Fine-Tuning Large Language Models Without Backpropagation- Using a Memory-Efficient Approach
Large language models with billions of parameters require huge amounts of memory and computing power when fine-tuning through backpropagation. This makes training larger and larger models challenging.
The researchers propose a new approach called MeZO (memory-efficient zeroth-order optimizer) that can fine-tune large language models using the same memory footprint as inference while achieving comparable performance to backpropagation fine-tuning.
MeZO is a zeroth-order optimizer that optimizes the model parameters directly in place without needing to store gradients. This allows MeZO to fine-tune extremely large models that cannot fit in memory during backpropagation fine-tuning.
With a single NVIDIA A100 80GB GPU, MeZO can fine-tune a 30-billion parameter model, while backpropagation fine-tuning can only handle a 2.7 billion parameter model.
Despite using 12x less memory, MeZO achieves results that are within 1% of backpropagation fine-tuning on 7 out of 11 tasks for a 13 billion parameter language model.
MeZO is also compatible with parameter-efficient fine-tuning techniques like LoRA and prefix tuning and can optimize non-differentiable objectives.
MeZO significantly outperforms conventional fine-tuning alternatives like in-context and linear probing techniques.

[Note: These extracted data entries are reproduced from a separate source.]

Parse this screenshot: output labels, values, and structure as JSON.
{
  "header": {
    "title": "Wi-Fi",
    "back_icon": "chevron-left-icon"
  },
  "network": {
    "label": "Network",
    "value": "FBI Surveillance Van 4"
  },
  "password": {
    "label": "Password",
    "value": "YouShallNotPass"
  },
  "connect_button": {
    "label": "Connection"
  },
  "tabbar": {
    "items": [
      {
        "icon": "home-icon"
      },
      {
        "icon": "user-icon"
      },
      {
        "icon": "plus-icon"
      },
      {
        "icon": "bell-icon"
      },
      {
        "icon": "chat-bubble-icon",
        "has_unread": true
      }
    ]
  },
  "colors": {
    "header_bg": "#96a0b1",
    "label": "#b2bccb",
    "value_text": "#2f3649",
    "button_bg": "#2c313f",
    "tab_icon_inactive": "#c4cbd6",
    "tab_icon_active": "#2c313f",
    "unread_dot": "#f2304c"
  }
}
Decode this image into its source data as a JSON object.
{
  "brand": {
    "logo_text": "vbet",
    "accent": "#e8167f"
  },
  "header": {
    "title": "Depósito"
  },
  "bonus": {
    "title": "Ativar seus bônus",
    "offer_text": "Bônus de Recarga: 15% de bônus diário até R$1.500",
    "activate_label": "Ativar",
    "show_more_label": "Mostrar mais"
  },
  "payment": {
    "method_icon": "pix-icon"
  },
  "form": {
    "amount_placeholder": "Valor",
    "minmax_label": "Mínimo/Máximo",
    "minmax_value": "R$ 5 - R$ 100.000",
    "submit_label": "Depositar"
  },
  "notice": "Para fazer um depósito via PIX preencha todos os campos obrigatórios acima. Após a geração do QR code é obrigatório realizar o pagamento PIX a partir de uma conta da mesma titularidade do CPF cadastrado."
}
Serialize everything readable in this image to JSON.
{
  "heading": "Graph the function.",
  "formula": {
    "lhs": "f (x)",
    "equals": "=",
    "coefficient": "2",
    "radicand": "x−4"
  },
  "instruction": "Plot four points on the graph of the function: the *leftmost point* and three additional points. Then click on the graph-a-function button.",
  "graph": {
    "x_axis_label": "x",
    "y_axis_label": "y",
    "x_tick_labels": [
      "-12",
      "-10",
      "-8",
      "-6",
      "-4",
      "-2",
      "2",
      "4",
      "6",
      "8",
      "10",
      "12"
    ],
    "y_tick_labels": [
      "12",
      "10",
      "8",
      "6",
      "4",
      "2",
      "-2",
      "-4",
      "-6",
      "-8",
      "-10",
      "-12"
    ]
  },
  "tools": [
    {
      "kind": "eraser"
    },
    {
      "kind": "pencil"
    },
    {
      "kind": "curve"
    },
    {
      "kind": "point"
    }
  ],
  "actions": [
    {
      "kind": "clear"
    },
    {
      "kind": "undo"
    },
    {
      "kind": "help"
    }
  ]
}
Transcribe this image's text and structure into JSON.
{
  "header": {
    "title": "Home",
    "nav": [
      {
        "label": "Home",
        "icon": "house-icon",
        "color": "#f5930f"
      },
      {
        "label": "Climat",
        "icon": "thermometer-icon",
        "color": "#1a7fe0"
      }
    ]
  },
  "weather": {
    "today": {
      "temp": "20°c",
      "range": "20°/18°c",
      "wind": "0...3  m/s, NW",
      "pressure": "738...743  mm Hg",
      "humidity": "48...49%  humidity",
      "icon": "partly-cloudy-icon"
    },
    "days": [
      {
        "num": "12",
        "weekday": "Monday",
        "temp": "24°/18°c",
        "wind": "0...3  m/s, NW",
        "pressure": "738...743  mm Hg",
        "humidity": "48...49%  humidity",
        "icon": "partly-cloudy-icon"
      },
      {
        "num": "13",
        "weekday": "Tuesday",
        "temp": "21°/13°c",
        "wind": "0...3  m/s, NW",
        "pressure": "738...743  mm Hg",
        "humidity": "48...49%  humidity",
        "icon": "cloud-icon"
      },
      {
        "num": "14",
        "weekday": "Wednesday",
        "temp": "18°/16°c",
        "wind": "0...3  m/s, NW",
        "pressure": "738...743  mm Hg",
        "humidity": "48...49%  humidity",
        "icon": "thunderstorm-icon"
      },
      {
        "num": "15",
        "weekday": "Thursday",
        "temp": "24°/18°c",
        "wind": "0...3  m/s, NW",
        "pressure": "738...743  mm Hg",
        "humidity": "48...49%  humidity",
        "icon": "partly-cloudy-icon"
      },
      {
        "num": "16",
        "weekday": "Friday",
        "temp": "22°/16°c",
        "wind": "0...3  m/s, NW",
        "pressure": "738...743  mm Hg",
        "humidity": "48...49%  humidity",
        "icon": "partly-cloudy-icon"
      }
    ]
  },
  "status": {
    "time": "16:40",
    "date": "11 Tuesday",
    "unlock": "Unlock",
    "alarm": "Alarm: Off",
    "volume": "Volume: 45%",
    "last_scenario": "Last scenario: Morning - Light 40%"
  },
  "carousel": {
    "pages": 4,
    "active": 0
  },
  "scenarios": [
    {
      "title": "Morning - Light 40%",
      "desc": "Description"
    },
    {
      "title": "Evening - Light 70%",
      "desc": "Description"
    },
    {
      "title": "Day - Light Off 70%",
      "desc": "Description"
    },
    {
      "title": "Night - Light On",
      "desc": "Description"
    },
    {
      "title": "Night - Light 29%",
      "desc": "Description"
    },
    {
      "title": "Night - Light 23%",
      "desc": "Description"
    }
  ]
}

These alternatives are limited in their ability to make full use of the model's parameters during fine-tuning. MeZO provides a full-parameter fine-tuning approach within the same memory constraints.
MeZO is compatible with parameter-efficient fine-tuning techniques like LoRA and prefix tuning. This allows for reducing the number of parameters updated during fine-tuning, which can further improve memory efficiency without sacrificing performance. The researchers found that combining MeZO with prefix tuning achieved the best results on some downstream tasks.
MeZO can optimize non-differentiable objectives directly, without needing to approximate gradients. This enables tasks like maximizing accuracy or F1 score during fine-tuning, which are non-differentiable metrics commonly used for classification and other tasks.
The researchers provide theoretical insight into why MeZO is able to effectively fine-tune huge models, despite conventional wisdom suggesting that zeroth-order methods would be too slow. They argue that the large capacities and pre-trained nature of these language models provide MeZO with enough information to successfully navigate the optimization landscape.
MeZO provides a memory-efficient approach for fine-tuning extremely large language models that expands what's possible with current hardware. The researchers hope this approach enables training ever larger and more powerful models in the future.